By Corbett B. Daly Corbett B. Daly – Thu Apr 7, 3:56 pm ET

WASHINGTON (Reuters) – President Barack Obama's warning that a government shutdown might prevent many Americans from obtaining a mortgage may be more of a negotiating tactic than reality.

Obama and House of Representatives Speaker John Boehner on Thursday raced against a midnight Friday deadline to craft a budget deal that would cut billions of dollars in spending and keep the government open.

A shutdown is not without risks. But unless it drags on for many weeks -- an unlikely worst-case scenario -- home buyers would probably see little more than a brief delay in processing mortgages.

If the government does shut down, the Federal Housing Administration would close its doors. That means thousands of Americans looking to buy a house with an FHA-backed loan would not be able get a case number for their loan, and the lender would not be able to process certain paperwork for the government-backed insurance.

"It may turn out that somebody who was trying to get a mortgage can't have their paperwork processed by the FHA and now the person who was going to sell the house, what they were counting on, they can't get it," Obama said on Wednesday.

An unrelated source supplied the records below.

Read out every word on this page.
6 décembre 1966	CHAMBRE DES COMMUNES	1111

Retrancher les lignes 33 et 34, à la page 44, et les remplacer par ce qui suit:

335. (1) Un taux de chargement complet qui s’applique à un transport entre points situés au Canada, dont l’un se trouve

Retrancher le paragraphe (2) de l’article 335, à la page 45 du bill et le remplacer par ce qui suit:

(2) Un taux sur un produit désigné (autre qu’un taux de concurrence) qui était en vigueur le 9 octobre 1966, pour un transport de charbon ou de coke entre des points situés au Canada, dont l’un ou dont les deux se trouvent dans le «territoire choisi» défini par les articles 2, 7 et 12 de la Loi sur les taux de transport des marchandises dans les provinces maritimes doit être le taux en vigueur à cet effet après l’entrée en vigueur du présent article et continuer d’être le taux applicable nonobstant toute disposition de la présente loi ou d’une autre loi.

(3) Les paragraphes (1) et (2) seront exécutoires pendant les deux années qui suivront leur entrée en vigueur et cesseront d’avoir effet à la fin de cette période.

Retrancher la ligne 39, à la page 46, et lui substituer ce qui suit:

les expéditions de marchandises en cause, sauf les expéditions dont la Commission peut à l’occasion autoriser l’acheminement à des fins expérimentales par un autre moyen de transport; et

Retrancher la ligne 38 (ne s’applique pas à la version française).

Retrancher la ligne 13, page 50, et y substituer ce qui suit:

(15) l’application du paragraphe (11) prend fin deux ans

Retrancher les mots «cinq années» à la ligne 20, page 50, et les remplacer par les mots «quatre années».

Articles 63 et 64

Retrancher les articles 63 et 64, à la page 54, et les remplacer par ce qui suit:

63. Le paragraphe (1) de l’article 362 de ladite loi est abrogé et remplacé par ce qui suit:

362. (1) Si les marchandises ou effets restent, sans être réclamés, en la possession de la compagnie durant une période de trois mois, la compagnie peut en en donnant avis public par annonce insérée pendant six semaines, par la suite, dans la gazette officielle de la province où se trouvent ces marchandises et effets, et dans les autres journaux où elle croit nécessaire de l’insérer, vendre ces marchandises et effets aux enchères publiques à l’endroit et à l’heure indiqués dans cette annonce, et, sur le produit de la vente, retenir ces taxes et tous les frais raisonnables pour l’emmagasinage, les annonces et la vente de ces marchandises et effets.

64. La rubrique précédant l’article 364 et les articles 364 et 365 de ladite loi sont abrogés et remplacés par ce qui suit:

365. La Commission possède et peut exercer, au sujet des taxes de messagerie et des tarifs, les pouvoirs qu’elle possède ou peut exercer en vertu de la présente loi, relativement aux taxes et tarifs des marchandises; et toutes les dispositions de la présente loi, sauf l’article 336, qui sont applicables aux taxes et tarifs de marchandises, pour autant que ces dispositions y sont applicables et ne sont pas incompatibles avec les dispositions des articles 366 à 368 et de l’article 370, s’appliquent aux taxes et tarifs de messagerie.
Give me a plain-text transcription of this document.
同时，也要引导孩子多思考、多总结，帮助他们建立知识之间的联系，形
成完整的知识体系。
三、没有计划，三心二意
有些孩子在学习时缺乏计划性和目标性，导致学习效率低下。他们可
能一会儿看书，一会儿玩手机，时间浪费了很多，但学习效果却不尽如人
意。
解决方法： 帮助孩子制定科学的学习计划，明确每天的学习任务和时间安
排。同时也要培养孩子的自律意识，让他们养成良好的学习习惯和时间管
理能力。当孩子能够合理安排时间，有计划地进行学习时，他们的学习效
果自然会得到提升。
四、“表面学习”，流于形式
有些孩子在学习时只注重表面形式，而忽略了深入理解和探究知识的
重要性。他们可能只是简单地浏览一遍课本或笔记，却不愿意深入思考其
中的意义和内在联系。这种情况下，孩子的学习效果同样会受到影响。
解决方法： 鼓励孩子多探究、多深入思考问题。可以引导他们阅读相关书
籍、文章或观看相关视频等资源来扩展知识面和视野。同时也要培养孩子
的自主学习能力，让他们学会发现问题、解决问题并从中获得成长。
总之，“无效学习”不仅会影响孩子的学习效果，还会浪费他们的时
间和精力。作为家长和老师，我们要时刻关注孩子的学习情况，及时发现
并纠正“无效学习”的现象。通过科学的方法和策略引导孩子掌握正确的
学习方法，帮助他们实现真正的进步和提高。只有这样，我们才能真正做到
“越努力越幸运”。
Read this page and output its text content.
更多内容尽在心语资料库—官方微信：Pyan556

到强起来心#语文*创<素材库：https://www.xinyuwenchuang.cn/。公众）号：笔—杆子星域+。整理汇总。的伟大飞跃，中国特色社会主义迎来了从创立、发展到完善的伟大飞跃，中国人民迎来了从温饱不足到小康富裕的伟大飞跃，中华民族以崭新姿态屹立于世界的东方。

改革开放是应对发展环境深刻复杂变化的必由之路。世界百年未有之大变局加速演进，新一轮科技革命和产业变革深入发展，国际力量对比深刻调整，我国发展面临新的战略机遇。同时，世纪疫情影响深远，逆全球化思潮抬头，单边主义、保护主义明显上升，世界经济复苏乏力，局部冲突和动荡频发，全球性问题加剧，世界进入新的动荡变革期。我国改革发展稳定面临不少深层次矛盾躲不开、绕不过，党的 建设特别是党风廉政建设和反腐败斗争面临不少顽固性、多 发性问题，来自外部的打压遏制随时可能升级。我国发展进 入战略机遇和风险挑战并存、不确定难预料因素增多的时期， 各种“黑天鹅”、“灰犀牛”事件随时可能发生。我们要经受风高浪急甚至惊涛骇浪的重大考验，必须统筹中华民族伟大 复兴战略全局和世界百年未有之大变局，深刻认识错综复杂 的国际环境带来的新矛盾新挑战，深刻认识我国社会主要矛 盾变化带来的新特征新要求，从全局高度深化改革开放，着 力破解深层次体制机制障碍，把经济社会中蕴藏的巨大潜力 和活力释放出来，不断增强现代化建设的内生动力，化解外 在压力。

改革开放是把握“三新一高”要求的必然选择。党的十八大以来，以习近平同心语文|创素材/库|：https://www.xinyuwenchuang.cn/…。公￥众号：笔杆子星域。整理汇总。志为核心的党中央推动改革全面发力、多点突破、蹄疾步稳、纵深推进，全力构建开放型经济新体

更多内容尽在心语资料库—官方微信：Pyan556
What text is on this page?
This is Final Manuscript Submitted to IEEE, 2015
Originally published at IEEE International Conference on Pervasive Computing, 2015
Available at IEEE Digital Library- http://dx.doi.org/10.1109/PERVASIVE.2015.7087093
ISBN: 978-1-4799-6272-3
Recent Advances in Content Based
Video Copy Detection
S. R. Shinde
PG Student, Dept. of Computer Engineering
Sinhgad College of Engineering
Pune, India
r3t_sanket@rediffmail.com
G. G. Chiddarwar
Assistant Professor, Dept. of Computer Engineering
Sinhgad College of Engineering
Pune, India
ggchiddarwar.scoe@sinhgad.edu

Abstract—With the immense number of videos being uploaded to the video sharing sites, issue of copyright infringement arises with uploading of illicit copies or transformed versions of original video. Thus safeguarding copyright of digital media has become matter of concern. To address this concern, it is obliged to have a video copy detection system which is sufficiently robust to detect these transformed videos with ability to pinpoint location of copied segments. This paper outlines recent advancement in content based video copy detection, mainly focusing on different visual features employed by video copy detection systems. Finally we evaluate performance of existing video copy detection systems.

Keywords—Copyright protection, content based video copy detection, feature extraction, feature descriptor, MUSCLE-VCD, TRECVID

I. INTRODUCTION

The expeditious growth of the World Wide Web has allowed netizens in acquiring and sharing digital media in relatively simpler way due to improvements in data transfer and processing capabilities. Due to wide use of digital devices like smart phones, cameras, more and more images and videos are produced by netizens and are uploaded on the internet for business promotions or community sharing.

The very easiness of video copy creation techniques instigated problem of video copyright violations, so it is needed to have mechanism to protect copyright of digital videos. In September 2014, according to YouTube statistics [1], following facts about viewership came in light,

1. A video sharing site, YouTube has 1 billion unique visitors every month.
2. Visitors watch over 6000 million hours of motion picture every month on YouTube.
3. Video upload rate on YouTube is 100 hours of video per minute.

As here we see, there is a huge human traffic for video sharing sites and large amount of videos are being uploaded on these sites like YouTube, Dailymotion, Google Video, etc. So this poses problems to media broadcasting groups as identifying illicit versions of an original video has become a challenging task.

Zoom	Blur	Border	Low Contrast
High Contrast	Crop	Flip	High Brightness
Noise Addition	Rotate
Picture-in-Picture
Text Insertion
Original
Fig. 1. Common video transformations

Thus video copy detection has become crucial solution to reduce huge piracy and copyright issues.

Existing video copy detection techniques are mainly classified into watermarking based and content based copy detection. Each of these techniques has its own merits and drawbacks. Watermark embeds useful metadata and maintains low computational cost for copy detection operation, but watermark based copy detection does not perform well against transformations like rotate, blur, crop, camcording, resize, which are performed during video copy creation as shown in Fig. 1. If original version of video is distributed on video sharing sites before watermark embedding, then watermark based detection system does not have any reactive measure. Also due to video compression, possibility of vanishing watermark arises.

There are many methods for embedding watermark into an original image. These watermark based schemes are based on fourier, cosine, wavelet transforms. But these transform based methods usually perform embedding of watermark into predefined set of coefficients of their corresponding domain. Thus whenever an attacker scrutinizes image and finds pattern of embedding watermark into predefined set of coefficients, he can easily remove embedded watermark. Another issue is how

What Obama did not tell his town-hall audience is that the banks making decisions about whether to grant the loan could continue to work with borrowers while the government is closed, dealing with the paperwork as soon as the government reopens, even retroactively.

The FHA's role supporting the mortgage market has ballooned as private credit tightened in the wake of the housing bust, making Obama's argument seem compelling.

The agency now insures about one-third of all new home purchase loans, compared with less than 4 percent before the housing market soured, according to the publication Inside Mortgage Finance.

That's more than 7,500 new FHA-backed mortgages issued every business day, according to Guy Cecala, the newsletter's publisher.

But the nation's biggest mortgage lenders, including Wells Fargo, Citigroup, JPMorgan Chase and Bank of America, have all been given authority to make FHA-backed loans without the FHA checking each loan.

The FHA guarantees loans that meet certain conditions but does not make loans directly.

"Unless the shutdown lasted more than a couple of weeks, it should not delay FHA activity," said Cecala, "Two weeks is not a huge ton of time in the mortgage business."

Still, the paperwork snafu could lower the April sales volume if some of those loans that would have closed in April end up closing in May.

While some number of deals could be scuppered, White House and HUD officials said the Obama administration did not have any estimates for how many.

Still, a temporary shutdown of FHA does come with risks.

Adam Levitin, a professor at Georgetown University who closely follows the housing sector, said the psychological effect of temporarily lower sales figures could further depress an already floundering market at the height of the selling season.

"This is a really bad time to have a hiccup in the market," said Levitin.

The two largest providers of residential mortgage funds, Fannie Mae and Freddie Mac, would not be affected by a shutdown as they are technically private firms.